Sang hutan menjerit saat kehidupannya diusik oleh segerombolan manusia laknat yang tak bertanggung jawab dengan segala kepongahannya.
Auman buldoser-buldoser yang siap melumat habis setiap hutan. Nyaris tiada tersisa setitikpun yang telah dilumat oleh buldoser.
Dengan jahat dan ganasnya yang tanpa kenal ampun membabat habis seluruh hutan. Congkak dan tamaknya manusia yang hanya mengejar keuntungan demi memperkaya diri dan membuncitkan perutnya tapi rela menggadaikan sang hutan demi mengeruk sumber daya alam.
Sementara para cukong-cukong bertepuk tangan riang gembira saat menyaksikan seluruh hutan sirna seketika tanpa ada sisa sedikitpun yang ada.
Berpesta ria dengan para birokrat yang telah disumpal dengan segepok uang. Yang nyatanya sumber daya alam hanya dinikmati oleh segelintir kelompok saja.
Tidak ada bukti bahwa kekayaan sumber daya alam dinikmati oleh seluruh rakyat. Hanyalah jargon semu penarik simpati rakyat demi mendulang suara.
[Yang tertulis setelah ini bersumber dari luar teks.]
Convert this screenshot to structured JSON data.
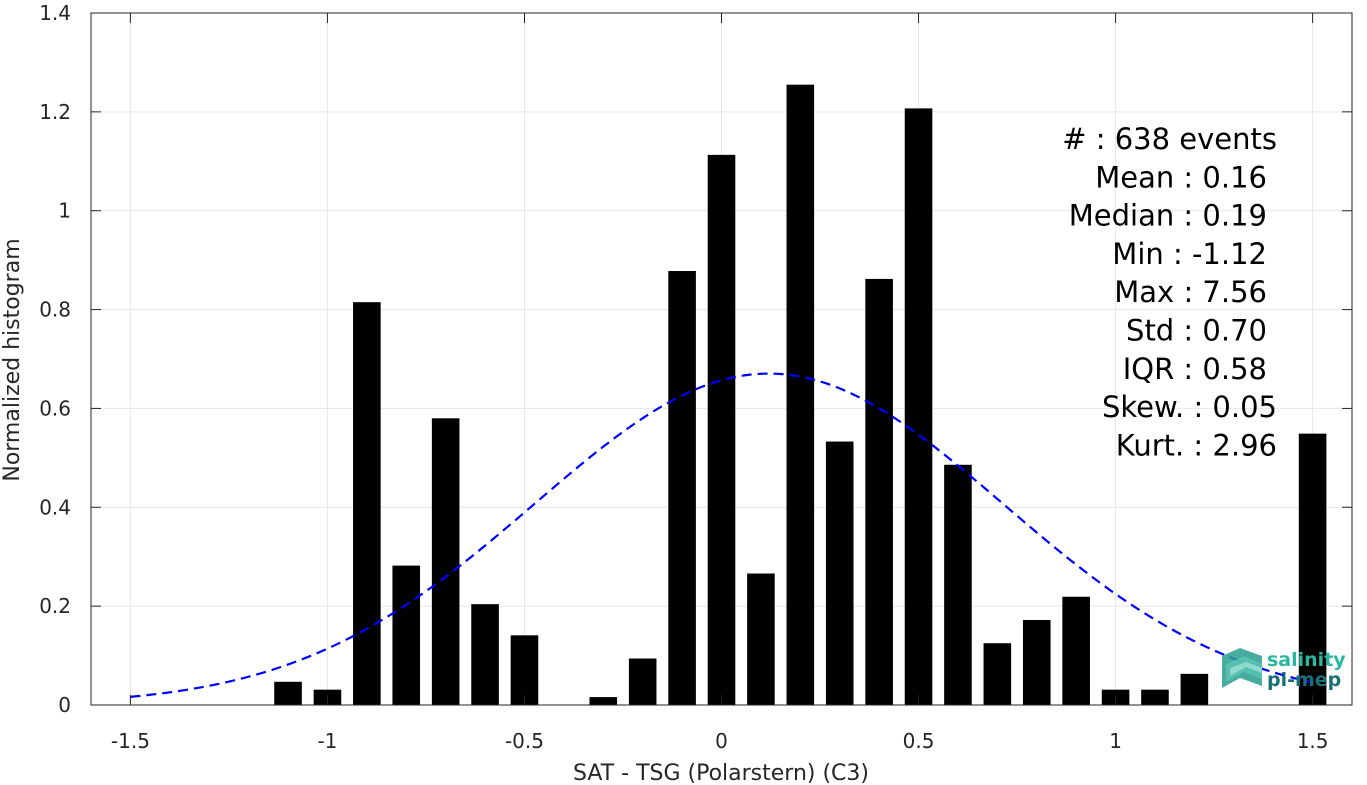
{
  "chart_data": {
    "type": "bar",
    "xlabel": "SAT - TSG (Polarstern) (C3)",
    "ylabel": "Normalized histogram",
    "xlim": [
      -1.6,
      1.6
    ],
    "ylim": [
      0,
      1.4
    ],
    "grid": true,
    "x_ticks": [
      -1.5,
      -1,
      -0.5,
      0,
      0.5,
      1,
      1.5
    ],
    "x_tick_labels": [
      "-1.5",
      "-1",
      "-0.5",
      "0",
      "0.5",
      "1",
      "1.5"
    ],
    "y_ticks": [
      0,
      0.2,
      0.4,
      0.6,
      0.8,
      1,
      1.2,
      1.4
    ],
    "y_tick_labels": [
      "0",
      "0.2",
      "0.4",
      "0.6",
      "0.8",
      "1",
      "1.2",
      "1.4"
    ],
    "bin_width": 0.1,
    "x": [
      -1.1,
      -1.0,
      -0.9,
      -0.8,
      -0.7,
      -0.6,
      -0.5,
      -0.4,
      -0.3,
      -0.2,
      -0.1,
      0.0,
      0.1,
      0.2,
      0.3,
      0.4,
      0.5,
      0.6,
      0.7,
      0.8,
      0.9,
      1.0,
      1.1,
      1.2,
      1.3,
      1.4,
      1.5
    ],
    "values": [
      0.047,
      0.031,
      0.815,
      0.282,
      0.58,
      0.204,
      0.141,
      0.0,
      0.016,
      0.094,
      0.878,
      1.113,
      0.266,
      1.255,
      0.533,
      0.862,
      1.207,
      0.486,
      0.125,
      0.172,
      0.219,
      0.031,
      0.031,
      0.063,
      0.0,
      0.0,
      0.549
    ],
    "bar_color": "#000000",
    "fit_curve": {
      "type": "gaussian",
      "mean": 0.12,
      "std": 0.595,
      "style": "dashed",
      "color": "#0000ff",
      "x_range": [
        -1.5,
        1.5
      ]
    },
    "annotations": [
      "#  : 638 events",
      "Mean : 0.16",
      "Median : 0.19",
      "Min : -1.12",
      "Max : 7.56",
      "Std : 0.70",
      "IQR : 0.58",
      "Skew. : 0.05",
      "Kurt. : 2.96"
    ]
  },
  "logo": {
    "line1": "salinity",
    "line2": "pi-mep",
    "color1": "#2ab7a0",
    "color2": "#1a6f78"
  }
}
Rakyat hanyalah mendapatkan sampah dari segala kekayaan sumber daya alam yang telah dikeruk oleh golongan kapitalis biadab penghisap kekayaan alam. Rakyat nyaris tiada hasil kekayaan sumber daya alam setitikpun.
Kesengsaraan tinggalah kesengsaraan yang merundung rakyat saat sebuah ironi kekayaan alam melimpah namun masih banyak rakyat yang terjerat dalam hidup kemelaratan.
Rakyat hanyalah menerima murka alam akibat ulah tamaknya segelintir cukong yang telah mengusik kehidupan hutan berupa bencana dahsyat tanah longsor dan banjir.
Hukuman alam telah memberikan pelajaran akan perilaku pongah atas rusaknya hutan. Serangan banjir dan tanah longsor yang dahsyat melumat habis rumah-rumah nyaris tanpa tersisa.
Tangisan terdengar kala bencana dahsyat menghantam kehidupan mereka. Akibat kesewenang-wenangan cukong yang mengusik kelestarian hutan. Sungguh tiada guna lagi menjerit dan menyesal.
Yang ada hanyalah tinggal merasakan karma angkara murka alam yang sudah membabi buta menyerang kehidupan manusia.